When a close friend or family member names you the executor over his or her Texas estate, you have a duty to act in this individual’s interests and otherwise follow all guidelines and deadlines associated with the probate process. The role requires a considerable amount of responsibility. Sometimes, serving as someone’s executor could expose you to potential legal liability alleging mismanagement of the estate.
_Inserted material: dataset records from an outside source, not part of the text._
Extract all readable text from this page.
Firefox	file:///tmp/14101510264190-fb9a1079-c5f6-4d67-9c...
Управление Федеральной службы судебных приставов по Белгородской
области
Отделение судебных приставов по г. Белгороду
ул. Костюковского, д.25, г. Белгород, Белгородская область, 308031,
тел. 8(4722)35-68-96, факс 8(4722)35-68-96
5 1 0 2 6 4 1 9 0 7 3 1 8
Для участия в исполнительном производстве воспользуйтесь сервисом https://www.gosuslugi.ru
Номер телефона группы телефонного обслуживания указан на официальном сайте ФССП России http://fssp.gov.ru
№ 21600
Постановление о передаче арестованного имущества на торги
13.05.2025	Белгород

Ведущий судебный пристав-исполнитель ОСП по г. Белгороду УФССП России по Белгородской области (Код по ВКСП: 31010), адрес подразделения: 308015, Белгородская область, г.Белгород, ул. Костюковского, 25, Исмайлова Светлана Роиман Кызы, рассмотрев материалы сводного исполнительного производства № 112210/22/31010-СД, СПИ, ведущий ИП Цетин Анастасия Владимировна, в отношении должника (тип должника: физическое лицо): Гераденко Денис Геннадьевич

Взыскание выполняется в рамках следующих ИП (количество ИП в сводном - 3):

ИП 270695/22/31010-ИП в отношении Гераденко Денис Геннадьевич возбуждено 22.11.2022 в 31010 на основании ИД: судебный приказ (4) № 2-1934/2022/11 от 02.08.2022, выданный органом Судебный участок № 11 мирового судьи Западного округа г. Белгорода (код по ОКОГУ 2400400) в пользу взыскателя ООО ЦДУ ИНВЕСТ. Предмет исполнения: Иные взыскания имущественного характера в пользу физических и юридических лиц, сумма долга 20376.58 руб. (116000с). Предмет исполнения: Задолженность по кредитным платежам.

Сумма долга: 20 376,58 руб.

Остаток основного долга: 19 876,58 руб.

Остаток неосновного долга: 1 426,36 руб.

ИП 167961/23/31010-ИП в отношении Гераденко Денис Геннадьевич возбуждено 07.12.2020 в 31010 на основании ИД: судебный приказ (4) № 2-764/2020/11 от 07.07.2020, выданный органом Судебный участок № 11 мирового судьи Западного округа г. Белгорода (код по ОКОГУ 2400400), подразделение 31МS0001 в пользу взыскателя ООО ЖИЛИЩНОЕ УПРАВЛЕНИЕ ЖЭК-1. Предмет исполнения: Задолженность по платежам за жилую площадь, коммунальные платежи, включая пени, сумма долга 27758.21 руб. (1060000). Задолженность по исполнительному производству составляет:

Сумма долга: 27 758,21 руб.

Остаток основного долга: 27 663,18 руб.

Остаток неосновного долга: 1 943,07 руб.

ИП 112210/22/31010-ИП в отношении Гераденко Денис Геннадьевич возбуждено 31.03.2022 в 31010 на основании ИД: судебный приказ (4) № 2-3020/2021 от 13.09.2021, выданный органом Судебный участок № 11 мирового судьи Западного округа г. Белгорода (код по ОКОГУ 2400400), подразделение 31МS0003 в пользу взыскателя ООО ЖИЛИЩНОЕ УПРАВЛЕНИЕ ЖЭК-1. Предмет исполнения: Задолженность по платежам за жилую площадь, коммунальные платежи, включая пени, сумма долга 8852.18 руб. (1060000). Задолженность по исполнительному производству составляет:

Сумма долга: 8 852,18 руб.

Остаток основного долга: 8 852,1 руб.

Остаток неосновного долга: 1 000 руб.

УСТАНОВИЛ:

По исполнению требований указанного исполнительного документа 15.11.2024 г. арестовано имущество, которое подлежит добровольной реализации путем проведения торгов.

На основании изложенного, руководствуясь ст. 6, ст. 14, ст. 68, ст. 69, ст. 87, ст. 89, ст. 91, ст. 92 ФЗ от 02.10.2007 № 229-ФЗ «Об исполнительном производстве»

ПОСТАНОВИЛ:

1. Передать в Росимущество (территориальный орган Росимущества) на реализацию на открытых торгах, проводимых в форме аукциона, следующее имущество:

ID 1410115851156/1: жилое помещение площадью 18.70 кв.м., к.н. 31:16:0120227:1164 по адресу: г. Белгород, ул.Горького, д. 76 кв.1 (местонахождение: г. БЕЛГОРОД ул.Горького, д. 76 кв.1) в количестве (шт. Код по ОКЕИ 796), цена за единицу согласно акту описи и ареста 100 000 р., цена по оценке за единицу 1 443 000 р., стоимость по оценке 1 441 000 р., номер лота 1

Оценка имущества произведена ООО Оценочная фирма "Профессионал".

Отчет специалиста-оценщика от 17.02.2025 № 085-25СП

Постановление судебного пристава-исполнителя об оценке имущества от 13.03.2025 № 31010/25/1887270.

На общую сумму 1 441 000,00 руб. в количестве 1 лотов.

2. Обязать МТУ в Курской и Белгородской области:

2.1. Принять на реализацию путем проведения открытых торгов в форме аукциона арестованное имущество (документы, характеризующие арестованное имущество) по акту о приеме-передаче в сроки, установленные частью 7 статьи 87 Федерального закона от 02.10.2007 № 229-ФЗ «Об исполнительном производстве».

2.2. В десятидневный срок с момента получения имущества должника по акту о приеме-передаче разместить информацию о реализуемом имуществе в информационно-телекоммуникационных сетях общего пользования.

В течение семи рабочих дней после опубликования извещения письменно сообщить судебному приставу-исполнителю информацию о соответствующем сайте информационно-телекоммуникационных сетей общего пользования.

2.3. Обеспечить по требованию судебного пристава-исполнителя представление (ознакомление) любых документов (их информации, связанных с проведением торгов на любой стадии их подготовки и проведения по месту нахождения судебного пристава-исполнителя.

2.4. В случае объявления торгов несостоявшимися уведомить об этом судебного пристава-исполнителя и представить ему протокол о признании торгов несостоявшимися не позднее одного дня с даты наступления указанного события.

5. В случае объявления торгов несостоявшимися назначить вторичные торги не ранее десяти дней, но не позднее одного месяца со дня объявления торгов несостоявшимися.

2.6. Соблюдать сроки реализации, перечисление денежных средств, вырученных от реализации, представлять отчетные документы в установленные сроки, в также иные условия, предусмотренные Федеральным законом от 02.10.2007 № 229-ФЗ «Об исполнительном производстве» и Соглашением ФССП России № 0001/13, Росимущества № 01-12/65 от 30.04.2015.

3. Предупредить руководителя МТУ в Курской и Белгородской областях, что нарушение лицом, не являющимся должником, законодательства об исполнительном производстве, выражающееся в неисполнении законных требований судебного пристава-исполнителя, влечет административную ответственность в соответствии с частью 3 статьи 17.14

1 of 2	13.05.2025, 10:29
Failing to uphold your executor duties may also make a decedent’s assets vulnerable, which may impact how much beneficiaries ultimately receive. As an executor, you run the risk of facing lawsuits related to the following, among other areas.
If you make any significant errors that affect beneficiaries, you may face allegations of gross negligence. For example, if you fail to secure the deceased party’s home and someone enters and takes valuable assets from it, decedent’s beneficiaries may try to hold you accountable for the loss.
Administrative or timeline errors
Executors must abide by certain dates and timelines when it comes to notifying creditors and beneficiaries about the death. Failing to do so may expose you to legal trouble.
Executors sometimes face lawsuits for engaging in behaviors beneficiaries or others may consider fraudulent. For example, if someone thinks you tampered with the contents of a will for personal gain, that individual may file a suit against you.
When you take on the executor role, you may find that having legal assistance throughout the process helps ensure you cover your bases and avoid making errors that could land you in trouble.